Final Progress Report

Proposal No.  IBD-0148R
Principal Investigator:  Michael Zasloff, M.D., Ph.D.
Applicant Organization:  Georgetown University (Washington, District of Columbia, U.S.A.)
Project Title:  Antimicrobial peptide expression and its relationship to commensal bacteria in the transplanted small bowel
Period of Award:  July 25, 2005 – July 31, 2008

Lay Summary of Final Report:

It is remarkable that normally we live in harmony with microbes. In the small intestine a delicate single layer of epithelial cells serves as the “skin” separating the organ from the vast numbers and species of intestinal bacteria. In conditions like Crohn’s disease and ulcerative colitis this harmony breaks down and an immunologic battle ensues between the immune defenses of our bowel and the microbes that reside within. A similar breakdown in host-microbial harmony arises in the setting of human small bowel transplantation. Small intestinal transplantation is performed in individuals who have lost a functional bowel, and can no longer be fed intravenously. About 60 % of the recipients are infants and children younger than 15 years for whom the allograft provides the only remaining means to deliver adequate nutritional support required for growth. Our institution is one of the leading intestinal transplant centers worldwide. Although remarkable progress has been made in this procedure over the past 15 years, with over 600 transplants performed worldwide, organ rejection is still a significant problem, with graft failure occurring within 3-4 years in about 30% of patients.1

With support from the Broad Medical Research Program, we conducted studies designed to help us better understand the process of intestinal rejection, a condition which shares many clinical similarities with Crohn’s disease.

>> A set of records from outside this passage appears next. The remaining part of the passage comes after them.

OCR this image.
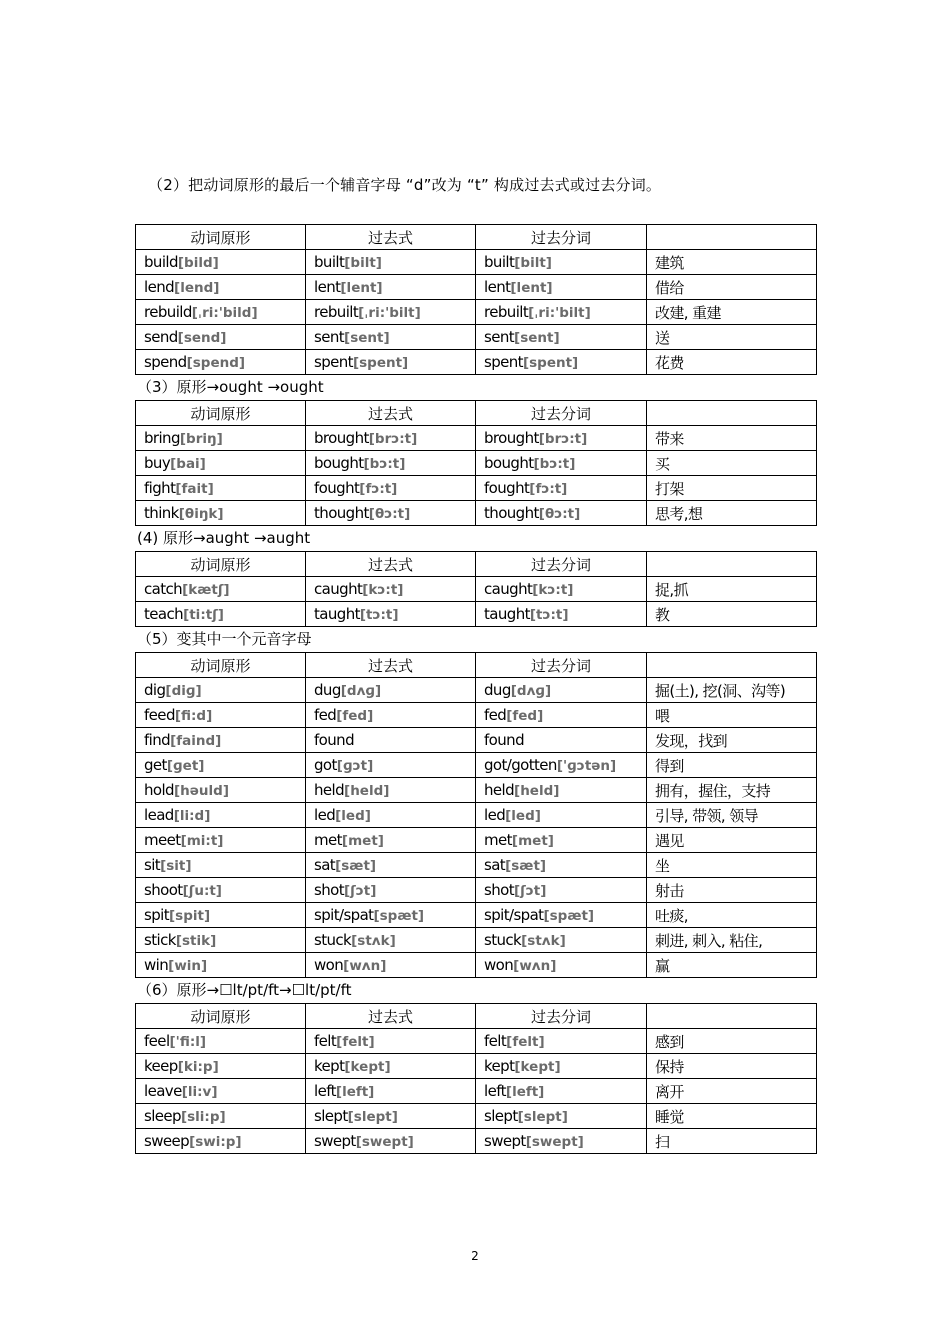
（2）把动词原形的最后一个辅音字母 “d”改为 “t” 构成过去式或过去分词。
动词原形	过去式	过去分词	
build[bild]	built[bilt]	built[bilt]	建筑
lend[lend]	lent[lent]	lent[lent]	借给
rebuild[ˌri:'bild]	rebuilt[ˌri:'bilt]	rebuilt[ˌri:'bilt]	改建, 重建
send[send]	sent[sent]	sent[sent]	送
spend[spend]	spent[spent]	spent[spent]	花费
（3）原形→ought →ought
动词原形	过去式	过去分词	
bring[briŋ]	brought[brɔ:t]	brought[brɔ:t]	带来
buy[bai]	bought[bɔ:t]	bought[bɔ:t]	买
fight[fait]	fought[fɔ:t]	fought[fɔ:t]	打架
think[θiŋk]	thought[θɔ:t]	thought[θɔ:t]	思考,想
(4) 原形→aught →aught
动词原形	过去式	过去分词	
catch[kætʃ]	caught[kɔ:t]	caught[kɔ:t]	捉,抓
teach[ti:tʃ]	taught[tɔ:t]	taught[tɔ:t]	教
（5）变其中一个元音字母
动词原形	过去式	过去分词	
dig[diɡ]	dug[dʌɡ]	dug[dʌɡ]	掘(土), 挖(洞、沟等)
feed[fi:d]	fed[fed]	fed[fed]	喂
find[faind]	found	found	发现，找到
get[ɡet]	got[ɡɔt]	got/gotten['ɡɔtən]	得到
hold[həuld]	held[held]	held[held]	拥有，握住，支持
lead[li:d]	led[led]	led[led]	引导, 带领, 领导
meet[mi:t]	met[met]	met[met]	遇见
sit[sit]	sat[sæt]	sat[sæt]	坐
shoot[ʃu:t]	shot[ʃɔt]	shot[ʃɔt]	射击
spit[spit]	spit/spat[spæt]	spit/spat[spæt]	吐痰,
stick[stik]	stuck[stʌk]	stuck[stʌk]	刺进, 刺入, 粘住,
win[win]	won[wʌn]	won[wʌn]	赢
（6）原形→☐lt/pt/ft→☐lt/pt/ft
动词原形	过去式	过去分词	
feel['fi:l]	felt[felt]	felt[felt]	感到
keep[ki:p]	kept[kept]	kept[kept]	保持
leave[li:v]	left[left]	left[left]	离开
sleep[sli:p]	slept[slept]	slept[slept]	睡觉
sweep[swi:p]	swept[swept]	swept[swept]	扫
2
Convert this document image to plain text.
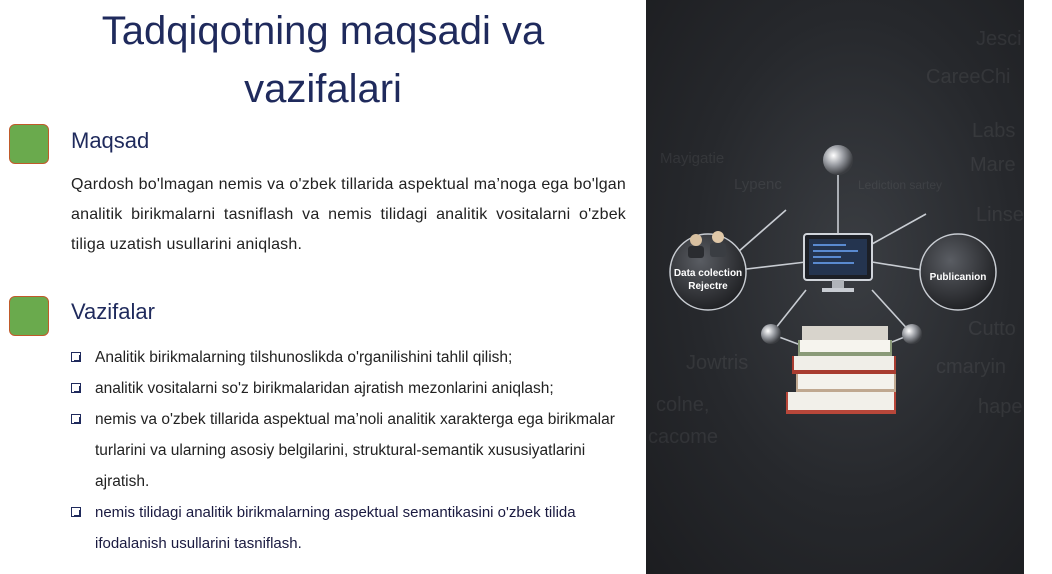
Tadqiqotning maqsadi va
vazifalari
Maqsad
Qardosh bo'lmagan nemis va o'zbek tillarida aspektual ma’noga ega bo'lgan analitik birikmalarni tasniflash va nemis tilidagi analitik vositalarni o'zbek tiliga uzatish usullarini aniqlash.
Vazifalar
Analitik birikmalarning tilshunoslikda o'rganilishini tahlil qilish;
analitik vositalarni so'z birikmalaridan ajratish mezonlarini aniqlash;
nemis va o'zbek tillarida aspektual ma’noli analitik xarakterga ega birikmalar turlarini va ularning asosiy belgilarini, struktural-semantik xususiyatlarini ajratish.
nemis tilidagi analitik birikmalarning aspektual semantikasini o'zbek tilida ifodalanish usullarini tasniflash.
Jesci
CareeChi
Labs
Mare
Linseme
Cutto
cmaryin
hape
Lediction sartey
Lypenc
Mayigatie
Jowtris
colne,
cacome
Data colection
Rejectre
Publicanion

We discovered that a high percentage of transplant recipients unexpectedly carry specific genetic mutations in the NOD2 gene, which codes for a microbe sensor that plays an important role in the immune health of the small intestine, and which is known to be defective in a large percentage of individuals with Crohn’s disease.2 When an otherwise “healthy” donor intestine is transplanted into an individual who carries a NOD2 mutation, the risk of rejection was almost 100-fold greater than observed when the bowel was transplanted into an individual with “normal” NOD2 genes. Within weeks of transplantation into a NOD2 mutant recipient, a “normal” donor small intestine loses its capacity to sustain the production of key antimicrobial substances required to protect the bowel wall from assault by its own normal resident bacteria. We believe these studies will help us improve the practice of intestinal transplantation and perhaps help elucidate processes that go awry in inflammatory bowel diseases, such as Crohn’s disease. We are currently exploring how mutations in the recipient’s NOD2 gene leads to a failure of the allograft’s microbial defenses.